David Marcus afirmou que o objectivo do Facebook não é competir com as divisas dos países. “As divisas na Reserva da Libra estarão sujeitas às políticas monetárias dos respectivos governos – políticas que esses governos continuarão a controlar. A Associação Libra, que vai gerir a reserva, não tem intenção de concorrer com qualquer divisa soberana ou de entrar no jogo da política monetária.”

O Facebook será o responsável pela carteira digital, chamada Calibra, em que a libra poderá ser guardada e através da qual poderá ser gasta.
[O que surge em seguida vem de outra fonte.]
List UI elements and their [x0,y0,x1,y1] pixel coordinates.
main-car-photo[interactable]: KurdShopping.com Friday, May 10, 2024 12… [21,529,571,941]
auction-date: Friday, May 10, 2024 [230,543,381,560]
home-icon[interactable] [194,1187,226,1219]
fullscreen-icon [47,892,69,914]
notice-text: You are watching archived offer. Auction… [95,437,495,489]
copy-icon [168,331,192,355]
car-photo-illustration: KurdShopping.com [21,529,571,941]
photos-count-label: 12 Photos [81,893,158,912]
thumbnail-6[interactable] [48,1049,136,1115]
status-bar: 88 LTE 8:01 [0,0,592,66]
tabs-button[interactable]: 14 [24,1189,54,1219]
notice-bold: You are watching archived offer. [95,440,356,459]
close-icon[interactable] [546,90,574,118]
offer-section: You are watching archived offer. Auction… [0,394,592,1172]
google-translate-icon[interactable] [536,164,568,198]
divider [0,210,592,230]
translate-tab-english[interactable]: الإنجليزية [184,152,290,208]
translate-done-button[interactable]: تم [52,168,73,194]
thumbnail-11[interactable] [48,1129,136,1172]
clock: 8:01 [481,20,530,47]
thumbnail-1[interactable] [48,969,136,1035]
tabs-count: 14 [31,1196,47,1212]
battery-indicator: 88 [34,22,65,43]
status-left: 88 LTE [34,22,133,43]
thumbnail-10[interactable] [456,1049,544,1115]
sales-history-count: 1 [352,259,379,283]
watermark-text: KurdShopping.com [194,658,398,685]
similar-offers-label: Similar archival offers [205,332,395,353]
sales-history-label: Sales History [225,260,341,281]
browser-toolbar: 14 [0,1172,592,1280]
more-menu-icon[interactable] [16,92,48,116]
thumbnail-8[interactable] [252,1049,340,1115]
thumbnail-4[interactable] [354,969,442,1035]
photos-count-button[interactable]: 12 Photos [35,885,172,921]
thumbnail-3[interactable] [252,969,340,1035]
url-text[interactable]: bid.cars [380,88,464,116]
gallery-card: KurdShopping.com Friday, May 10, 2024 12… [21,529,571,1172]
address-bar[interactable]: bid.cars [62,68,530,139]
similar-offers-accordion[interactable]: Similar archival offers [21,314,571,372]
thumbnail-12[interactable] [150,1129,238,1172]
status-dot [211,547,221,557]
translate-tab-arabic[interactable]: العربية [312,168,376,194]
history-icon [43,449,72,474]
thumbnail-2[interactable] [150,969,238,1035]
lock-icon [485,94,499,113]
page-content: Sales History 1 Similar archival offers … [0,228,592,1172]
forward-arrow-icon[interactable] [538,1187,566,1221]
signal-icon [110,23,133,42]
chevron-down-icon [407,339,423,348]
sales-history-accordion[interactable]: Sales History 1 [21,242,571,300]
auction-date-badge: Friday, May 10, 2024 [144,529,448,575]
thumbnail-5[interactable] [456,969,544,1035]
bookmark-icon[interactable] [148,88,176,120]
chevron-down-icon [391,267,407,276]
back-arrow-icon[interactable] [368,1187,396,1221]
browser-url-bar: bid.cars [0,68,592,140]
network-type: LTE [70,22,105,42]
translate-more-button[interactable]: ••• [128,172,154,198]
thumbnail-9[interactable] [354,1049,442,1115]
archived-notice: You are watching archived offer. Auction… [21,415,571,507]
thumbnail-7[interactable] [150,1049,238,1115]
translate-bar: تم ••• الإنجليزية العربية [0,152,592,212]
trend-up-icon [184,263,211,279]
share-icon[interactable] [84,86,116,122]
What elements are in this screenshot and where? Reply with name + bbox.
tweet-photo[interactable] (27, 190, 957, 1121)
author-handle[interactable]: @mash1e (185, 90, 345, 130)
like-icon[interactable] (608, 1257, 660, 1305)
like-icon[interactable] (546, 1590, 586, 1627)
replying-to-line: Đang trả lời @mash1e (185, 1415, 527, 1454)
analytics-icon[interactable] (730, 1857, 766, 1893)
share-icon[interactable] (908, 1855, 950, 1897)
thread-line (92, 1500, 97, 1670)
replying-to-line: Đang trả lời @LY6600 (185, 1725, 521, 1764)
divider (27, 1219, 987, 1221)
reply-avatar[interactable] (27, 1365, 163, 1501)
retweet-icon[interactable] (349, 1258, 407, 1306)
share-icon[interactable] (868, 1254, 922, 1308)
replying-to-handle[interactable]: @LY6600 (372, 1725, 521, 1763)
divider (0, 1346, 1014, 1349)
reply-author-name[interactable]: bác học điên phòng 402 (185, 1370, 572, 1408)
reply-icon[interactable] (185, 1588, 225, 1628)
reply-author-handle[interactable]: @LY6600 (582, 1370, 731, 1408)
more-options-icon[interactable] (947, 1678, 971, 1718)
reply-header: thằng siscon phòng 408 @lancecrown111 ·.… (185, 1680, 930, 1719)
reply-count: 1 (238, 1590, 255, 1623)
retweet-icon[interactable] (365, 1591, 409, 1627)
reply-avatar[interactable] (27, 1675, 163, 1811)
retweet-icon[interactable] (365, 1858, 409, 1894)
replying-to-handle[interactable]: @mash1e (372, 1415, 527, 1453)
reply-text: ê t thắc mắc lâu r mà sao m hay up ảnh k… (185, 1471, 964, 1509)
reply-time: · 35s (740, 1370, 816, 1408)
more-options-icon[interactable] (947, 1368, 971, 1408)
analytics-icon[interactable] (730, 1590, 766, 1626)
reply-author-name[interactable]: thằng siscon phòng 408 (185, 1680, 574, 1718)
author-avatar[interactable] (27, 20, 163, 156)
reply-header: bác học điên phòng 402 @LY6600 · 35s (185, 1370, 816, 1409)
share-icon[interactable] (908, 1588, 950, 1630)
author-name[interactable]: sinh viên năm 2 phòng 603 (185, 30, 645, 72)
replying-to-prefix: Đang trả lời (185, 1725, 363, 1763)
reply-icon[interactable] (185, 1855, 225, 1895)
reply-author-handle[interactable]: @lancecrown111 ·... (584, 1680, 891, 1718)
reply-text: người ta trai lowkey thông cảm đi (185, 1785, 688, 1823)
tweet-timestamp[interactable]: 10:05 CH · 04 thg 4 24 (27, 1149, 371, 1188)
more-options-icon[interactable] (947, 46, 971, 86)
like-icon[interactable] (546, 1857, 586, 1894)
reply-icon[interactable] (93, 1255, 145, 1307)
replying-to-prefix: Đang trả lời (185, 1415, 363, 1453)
Quando foi questionado por um senador sobre a protecção dos dados, Marcus deu uma resposta curta na qual afirmou que a Calibra e a rede social tinham infra-estruturas informáticas “separadas”. Também clarificou que outras empresas poderão desenvolver carteiras digitais para a libra, mas que o Messenger e o WhatsApp (as duas aplicações de conversação da rede social) só irão incorporar a Calibra.

Marcus foi ainda questionado sobre o que faria o Facebook quando as pessoas usassem a libra para transacções que poderiam ir contra as posições de “um local extremamente de esquerda” como Silicon Valley. “O Facebook é uma empresa em que as pessoas e ideias de todo o espectro político são bem-vindas e tratadas da mesma forma”, respondeu o executivo. “As pessoas, desde que tenham um uso legítimo do produto, podem fazer o que quiserem com o dinheiro delas. É claro que haverá algumas restrições num produto regulado”, acrescentou, explicando que essas restrições ainda não estão definidas.

David Marcus foi questionado no Senado durante cerca de duas horas e meia. Nesta quarta-feira irá depor perante o Congresso.